Whether they ask these two questions or not, on the minds of any reporter or editor, when you suggest any story are: Why do a story? And, why do it now? Any good publicity expert must anticipate these two questions if he or she wants to effectively raise the profile of an organization.
That is why when planning any sort of media relations or publicity project, large or small, I start with those two questions. The entire media relations strategy must be built on the answers because these are the same questions individual reporters must answer when they pitch a story to their editors.
When a reporter wonders whether he or she should do a story, the reporter wants to know if the story warrants diverting time, energies and resources from other stories. That can determine whether the event, information or development is worth the time and attention of readers, site visitors and viewers. This is what old-school journalists called “newsworthiness.”
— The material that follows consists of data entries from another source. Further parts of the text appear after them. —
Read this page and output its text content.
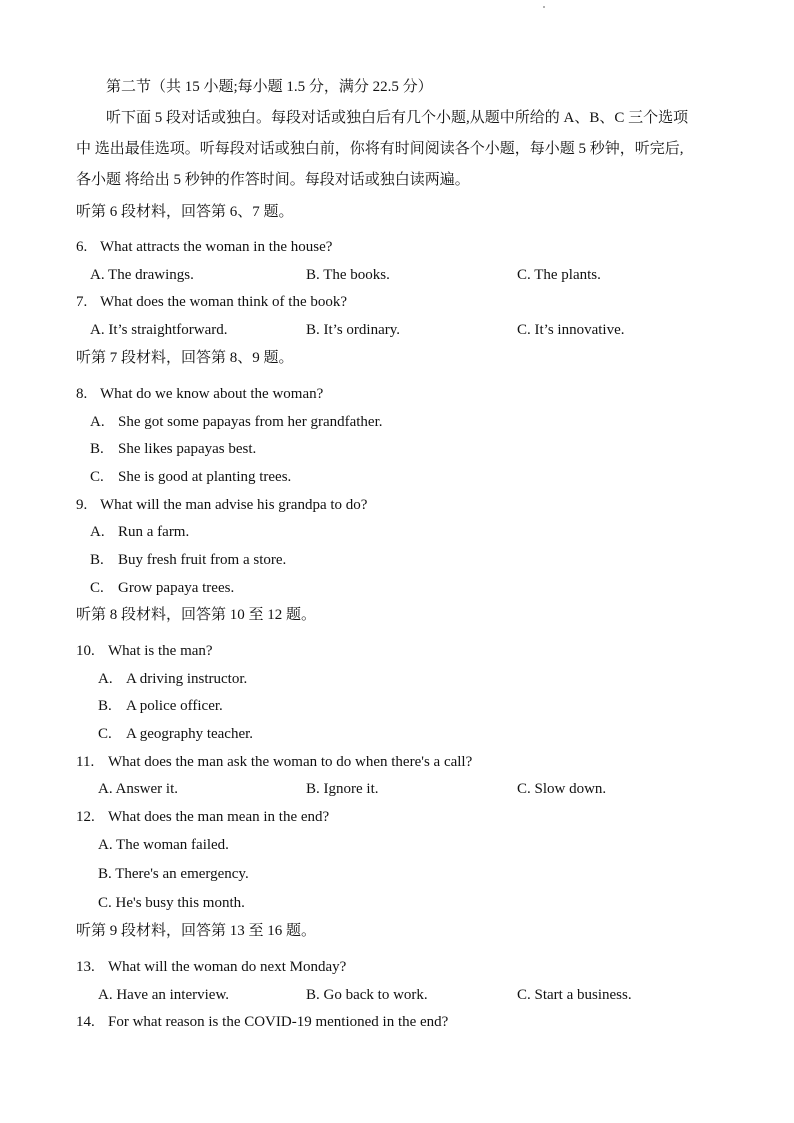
第二节（共 15 小题;每小题 1.5 分，满分 22.5 分）
听下面 5 段对话或独白。每段对话或独白后有几个小题,从题中所给的 A、B、C 三个选项
中 选出最佳选项。听每段对话或独白前，你将有时间阅读各个小题，每小题 5 秒钟，听完后,
各小题 将给出 5 秒钟的作答时间。每段对话或独白读两遍。
听第 6 段材料，回答第 6、7 题。
6. What attracts the woman in the house?
A. The drawings.	B. The books.	C. The plants.
7. What does the woman think of the book?
A. It’s straightforward.	B. It’s ordinary.	C. It’s innovative.
听第 7 段材料，回答第 8、9 题。
8. What do we know about the woman?
A. She got some papayas from her grandfather.
B. She likes papayas best.
C. She is good at planting trees.
9. What will the man advise his grandpa to do?
A. Run a farm.
B. Buy fresh fruit from a store.
C. Grow papaya trees.
听第 8 段材料，回答第 10 至 12 题。
10. What is the man?
A. A driving instructor.
B. A police officer.
C. A geography teacher.
11. What does the man ask the woman to do when there's a call?
A. Answer it.	B. Ignore it.	C. Slow down.
12. What does the man mean in the end?
A. The woman failed.
B. There's an emergency.
C. He's busy this month.
听第 9 段材料，回答第 13 至 16 题。
13. What will the woman do next Monday?
A. Have an interview.	B. Go back to work.	C. Start a business.
14. For what reason is the COVID-19 mentioned in the end?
The second question, “Why do it now?” centers mostly on whether it makes sense for the journalist to put off an diversion of resources for a later time. If the story is not so timely today that it can be delayed, it will be, and the longer it is delayed, the less newsworthy it will become.
If a company wants to create visibility for a new headquarters complex to be built a year from now, that can wait. If the ribbon cutting for a new building is tomorrow, that’s more newsworthy.
More often than not, however, the lines are not so clear. In our publicity efforts, we have to make sure that when we approach reporters we have news and that it’s timely. We have to answer two questions. “Why should I do a story? And why do it now?”